Healthy Pad Thai - Adapted from Cooking Light Magazine
-8 ounces flat rice noodles (pad thai noodles)
-2 tablespoons brown sugar
-2 tablespoons low-sodium soy sauce
-1 1/2 tablespoons fish sauce (located next to soy sauces)
-1 1/2 tablespoons fresh lime juice
-1 tablespoon Sriracha or chili hot sauce
-2 tabelspoons canola oil
-1 cup chopped scallions (chop the green parts into 2 inch pieces)
-5 garlic cloves, minced
-2 cups chopped cabbage
-1/4 cup chopped salted peanuts
-2 tablespoons thinly sliced fresh basil
- 1 package firm tofu **** CHECK BELOW FOR TOFU DIRECTIONS****

-Cook noodles according to package and drain
-While noodles are cooking, mix the sugar, soy sauce, fish sauce, lime juice and hot sauce in a little bowl.

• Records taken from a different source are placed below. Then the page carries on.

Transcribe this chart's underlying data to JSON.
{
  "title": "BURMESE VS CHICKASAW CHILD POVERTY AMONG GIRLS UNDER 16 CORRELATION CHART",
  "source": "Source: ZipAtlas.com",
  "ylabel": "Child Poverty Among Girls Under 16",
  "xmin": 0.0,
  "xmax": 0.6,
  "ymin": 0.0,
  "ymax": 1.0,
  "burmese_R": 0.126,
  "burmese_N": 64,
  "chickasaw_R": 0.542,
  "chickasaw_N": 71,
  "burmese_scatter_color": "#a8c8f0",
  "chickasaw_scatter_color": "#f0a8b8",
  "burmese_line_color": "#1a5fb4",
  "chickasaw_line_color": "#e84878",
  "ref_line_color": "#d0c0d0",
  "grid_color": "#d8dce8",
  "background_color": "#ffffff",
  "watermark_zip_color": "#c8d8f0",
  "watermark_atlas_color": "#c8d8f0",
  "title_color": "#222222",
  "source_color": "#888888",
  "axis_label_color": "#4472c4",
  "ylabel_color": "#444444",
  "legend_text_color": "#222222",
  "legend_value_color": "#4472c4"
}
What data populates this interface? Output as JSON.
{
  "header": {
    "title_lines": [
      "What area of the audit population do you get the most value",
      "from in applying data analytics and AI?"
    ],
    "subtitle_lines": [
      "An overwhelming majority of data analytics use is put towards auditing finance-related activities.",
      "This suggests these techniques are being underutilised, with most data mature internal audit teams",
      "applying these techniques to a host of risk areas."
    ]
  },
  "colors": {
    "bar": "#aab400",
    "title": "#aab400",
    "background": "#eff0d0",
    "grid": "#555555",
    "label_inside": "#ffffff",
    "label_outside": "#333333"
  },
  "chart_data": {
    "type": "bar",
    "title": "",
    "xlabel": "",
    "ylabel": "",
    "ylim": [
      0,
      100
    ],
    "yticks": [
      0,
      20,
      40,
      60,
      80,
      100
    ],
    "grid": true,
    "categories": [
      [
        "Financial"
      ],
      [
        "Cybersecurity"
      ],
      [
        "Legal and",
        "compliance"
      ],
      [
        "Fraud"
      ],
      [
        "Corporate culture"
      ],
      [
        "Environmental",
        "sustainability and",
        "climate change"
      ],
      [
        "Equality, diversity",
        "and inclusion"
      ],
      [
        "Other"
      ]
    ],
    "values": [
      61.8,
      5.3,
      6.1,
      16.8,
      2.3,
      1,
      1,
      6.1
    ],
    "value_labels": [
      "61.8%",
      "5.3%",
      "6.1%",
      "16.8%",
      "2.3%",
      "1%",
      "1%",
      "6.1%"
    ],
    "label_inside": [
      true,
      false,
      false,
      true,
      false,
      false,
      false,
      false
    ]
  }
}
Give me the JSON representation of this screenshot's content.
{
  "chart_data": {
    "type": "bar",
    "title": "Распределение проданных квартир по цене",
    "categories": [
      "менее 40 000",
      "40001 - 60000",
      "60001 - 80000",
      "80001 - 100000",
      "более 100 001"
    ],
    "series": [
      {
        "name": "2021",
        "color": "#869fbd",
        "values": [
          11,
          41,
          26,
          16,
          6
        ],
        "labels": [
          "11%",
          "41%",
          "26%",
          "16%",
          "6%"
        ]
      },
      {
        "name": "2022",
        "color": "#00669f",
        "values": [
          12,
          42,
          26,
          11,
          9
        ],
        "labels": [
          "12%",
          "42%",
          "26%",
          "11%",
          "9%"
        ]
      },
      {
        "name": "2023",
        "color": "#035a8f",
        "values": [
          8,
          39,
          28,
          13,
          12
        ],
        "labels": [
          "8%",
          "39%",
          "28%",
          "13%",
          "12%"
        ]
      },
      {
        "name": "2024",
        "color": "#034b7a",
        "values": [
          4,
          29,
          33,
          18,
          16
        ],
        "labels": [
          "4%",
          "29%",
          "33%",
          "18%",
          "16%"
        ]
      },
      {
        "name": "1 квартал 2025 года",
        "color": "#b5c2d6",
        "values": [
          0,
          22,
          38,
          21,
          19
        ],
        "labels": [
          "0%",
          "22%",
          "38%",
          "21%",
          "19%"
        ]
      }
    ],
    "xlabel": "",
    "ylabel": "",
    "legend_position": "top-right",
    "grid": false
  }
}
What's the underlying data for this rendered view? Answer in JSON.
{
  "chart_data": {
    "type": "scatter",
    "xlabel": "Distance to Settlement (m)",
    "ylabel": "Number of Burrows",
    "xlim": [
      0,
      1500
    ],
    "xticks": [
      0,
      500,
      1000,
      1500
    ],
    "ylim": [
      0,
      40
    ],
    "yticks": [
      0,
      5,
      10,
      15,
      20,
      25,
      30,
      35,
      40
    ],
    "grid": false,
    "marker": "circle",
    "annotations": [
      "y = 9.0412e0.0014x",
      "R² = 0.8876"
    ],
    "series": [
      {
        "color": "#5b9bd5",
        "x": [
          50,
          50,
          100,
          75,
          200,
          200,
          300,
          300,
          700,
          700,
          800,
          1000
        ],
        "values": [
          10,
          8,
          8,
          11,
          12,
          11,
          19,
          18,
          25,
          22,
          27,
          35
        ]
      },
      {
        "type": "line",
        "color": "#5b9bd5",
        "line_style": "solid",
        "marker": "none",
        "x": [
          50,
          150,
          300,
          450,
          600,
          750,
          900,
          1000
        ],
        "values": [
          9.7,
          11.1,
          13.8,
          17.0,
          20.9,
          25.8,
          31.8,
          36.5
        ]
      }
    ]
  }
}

- Heat a large skillet or wok over medium high heat and add 1 tablespoon oil to pan.
- Add cabbage and a little salt. Cook for a couple minutes until getting soft.
- Add scallions and garlic and golden tofu triangles (SEE RECIPE BELOW) and mix together
-Add cooked noodles and combine with sauce. Stir for about 1 minute until combined.
- Portion out noodles on plates and sprinkle with peanuts and basil.

**Healthy Golden Tofu Triangles** - makes 3-4 servings
*Use Firm Tofu*
- Slice the block of tofu in half length wise and wrap in paper towels or dish towels. Place a stack of heavy books or a pot on this and let tofu drain out water for at least 20 minutes.
-Spray a frying pan with Pam and put over high heat.
-Cut tofu into triangles and put in pam (once drained).
-Cook on each side for about 3-4 minutes (or until lightly golden on each side.)
-Take off pan and mix in with pad thai as outlined above (or use in any other recipe!)